How to get the /dasem_data/gutenberg/word2vec.pkl.gz

fnielsen / dasem

Danish Semantic analysis

Apache License 2.0

18 stars 3 forks source link

How to get the /dasem_data/gutenberg/word2vec.pkl.gz #7

Closed bipsen closed 5 years ago

bipsen commented 5 years ago

I have downloaded the gutenberg data as described in dasem/gutenberg.py. When i run the following, however, I get an error.

from dasem.gutenberg import Word2Vec
Word2Vec()

gives me: FileNotFoundError: [Errno 2] No such file or directory: '/home/USER/dasem_data/gutenberg/word2vec.pkl.gz' I am unsure of how to get the word2vec.pkl.gz file. Can I download the model from somewhere, or is the idea that I train the model myself using gensim? Sorry for my inexperience with dasem, gensim, and word2vec in general. Thank you for your great work.

fnielsen commented 5 years ago

I am sorry. The error message certainly needs to be improved.

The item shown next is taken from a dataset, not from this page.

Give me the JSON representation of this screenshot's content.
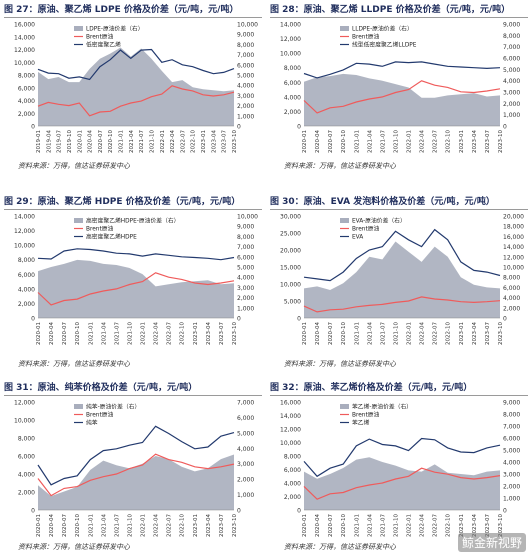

It is necessary to download the Gutenberg corpus yourself, and there are some retrictions on this: https://www.gutenberg.org/wiki/Gutenberg:Information_About_Robot_Access_to_our_Pages

You can see a bit of explaination with

python -m dasem.gutenberg --help

You can download the corpus with:

 python -m dasem.gutenberg download

Here the wget program is required.

bipsen commented 5 years ago

Thank you for your quick reply! I'm sorry if I wasn't clear. I've already run those commands, and I have two folders in my dasem_data/guteberg directory called aleph.gutenberg.org andwww.gutenberg.org containing the ebooks. My problem is that I don't have the word2vec.pkl.gz file - how do I get that?

fnielsen commented 5 years ago

I see your problem. I have attempted to fix the problem with a new version of dasem. If you clone and download a new version you might be able to get it to work.

python -m dasem.gutenberg train-and-save-word2vec

and then:

python -m dasem.gutenberg most-similar kvinde

bipsen commented 5 years ago

Thank you, it all works now! Looking forward to using dasem.

fnielsen commented 5 years ago

The Gutenberg corpus is not that big, so not that good on its own. It may perform poorly on semantic tasks, see our paper "Open semantic analysis: The case of word level semantics in Danish" http://www2.compute.dtu.dk/pubdb/views/edoc_download.php/7029/pdf/imm7029.pdf

bipsen commented 5 years ago

Right, I realize that. I have read your paper. Is there a way to get the aggregate model trained all five corpora? Or is there something else you would recommend? Once again, thank you so much for you help, very appreciated!

Edit: I have opened another issue to deal with the LCC/Wikipedia stuff, in case it might be helpful for other people in the future. See https://github.com/fnielsen/dasem/issues/8. Hope that's ok. Edit2: I am still interested in hearing about a possible aggregate model, though!

fnielsen commented 5 years ago

"Is there a way to get the aggregate model trained all five corpora?"

The "Fullmonty" model is collecting the corpora.